Olson, the director of pickleball at Remedy Pickleball Pub, decided she was up for it.
She never regretted that decision, though she can tell you 36 hours is a long time, and the five-minute breaks, even if you save them up for a couple of hours to make them 10-minute breaks, go by very quickly.
“We thought the mental challenge of staying engaged and staying awake was going to be a bigger challenge,” she said. “But it was the physical pain that set in much earlier than we expected.”

The total money raised was more than $23,000 at last count. It was the most important but not the only impressive number Olson and her three accomplices were able to accumulate.
They played 143 games in 36 hours. Someone told them how they were doing win-loss wise when they reached 50 games, but they didn’t want to know after that. On the way to going where no man or woman had gone before, they discovered that humans who are competitive by nature stay that way, even when faced with a full 24-hour day of pickleball and 12 hours of the next day.
“It was all being filmed, and we had an audience watching us a lot of the time and referees for the games, and it created this weird dynamic where we were playing harder than we should have been,” she said. “We all went through different stages where we were thinking ‘OK, we really need to win this game,’ and the rest of us would be thinking ‘What are you doing? Calm down. We got a long way to go here.’”

At the midway point in the middle of the night, there was no crowd, the music was not playing and a lot of the lights in the facility were off. They were still looking at 18 hours of pickleball. This was the worst of it. They were all tired, and there was still a long way to go.
“Then, a few more hours passed, and people started filtering back in, and somebody opened one of the doors, and we could see some sunlight. That helped a whole bunch,” Olson said. “The exhaustion was still there, but it helped a ton having supporters around us. I don’t think we could have done it without them.”
The conditions set by the Guinness people included a five-minute break every hour. They could put those breaks in a bank of sorts and save them if they wished. At first, it didn’t seem like a big deal, and then as they advanced, those breaks became more and more precious.
They eventually settled into taking 10 minutes every two hours, though it never seemed to be enough.
“You’re thinking 10 minutes is a long time, but that’s not how it seems at all,” she said. “We all had to use the bathroom, maybe get something to eat and drink and change your socks or something like that, and that time would just fly by.”
As they drew closer to the end, all that stood in their way was hoping their bodies would not introduce some kind of injury that would make continuing on impossible.
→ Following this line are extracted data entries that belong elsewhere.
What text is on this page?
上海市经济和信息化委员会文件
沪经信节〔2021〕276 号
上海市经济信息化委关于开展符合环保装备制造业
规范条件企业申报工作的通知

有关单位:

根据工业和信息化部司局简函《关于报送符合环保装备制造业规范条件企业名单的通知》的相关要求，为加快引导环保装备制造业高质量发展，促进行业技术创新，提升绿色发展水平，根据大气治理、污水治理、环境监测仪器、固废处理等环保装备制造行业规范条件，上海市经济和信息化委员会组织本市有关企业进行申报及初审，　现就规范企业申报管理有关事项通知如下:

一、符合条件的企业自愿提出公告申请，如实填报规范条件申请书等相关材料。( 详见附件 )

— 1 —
No blacking out and falling down, no terrible leg cramps, no broken bones.
“There was never a question for any of us that we were going to finish it,” Olson said. “We were going to push to the end no matter what; we just had to stay upright.”
Their last break coincided with breaking the record, but they were still almost two hours from their own goal. They had a short conversation about continuing at that point and decided to go on – they had targeted 36 hours when they started.

“We told the world that’s what we were going to do,” Olson said. “So we were going to do it.”
Two hours later, they were hugging each other and crying. There was confetti and the sound of cannons going off, and Olson’s husband and four daughters were there cheering her on.
She took off her shoes and socks and counted “11 or 12 blisters – my socks were bloody,” but she hung in there at a party – complete with cans of Guinness, of course – and took pictures with supporters. They met the founder of Taylor’s Gift, and in all Olson stayed up for 44 consecutive hours.

The next morning at breakfast, they talked about how even though they were physically exhausted, it was still difficult getting their brains to settle down.
Another discovery: They were all better pickleball players by the end of it.
“I guess it shouldn’t be that big of a surprise, but we all saw improvement over those 36 hours,” she said. “So I can promise you, if you play pickleball for that long, you’re going to get better at it.”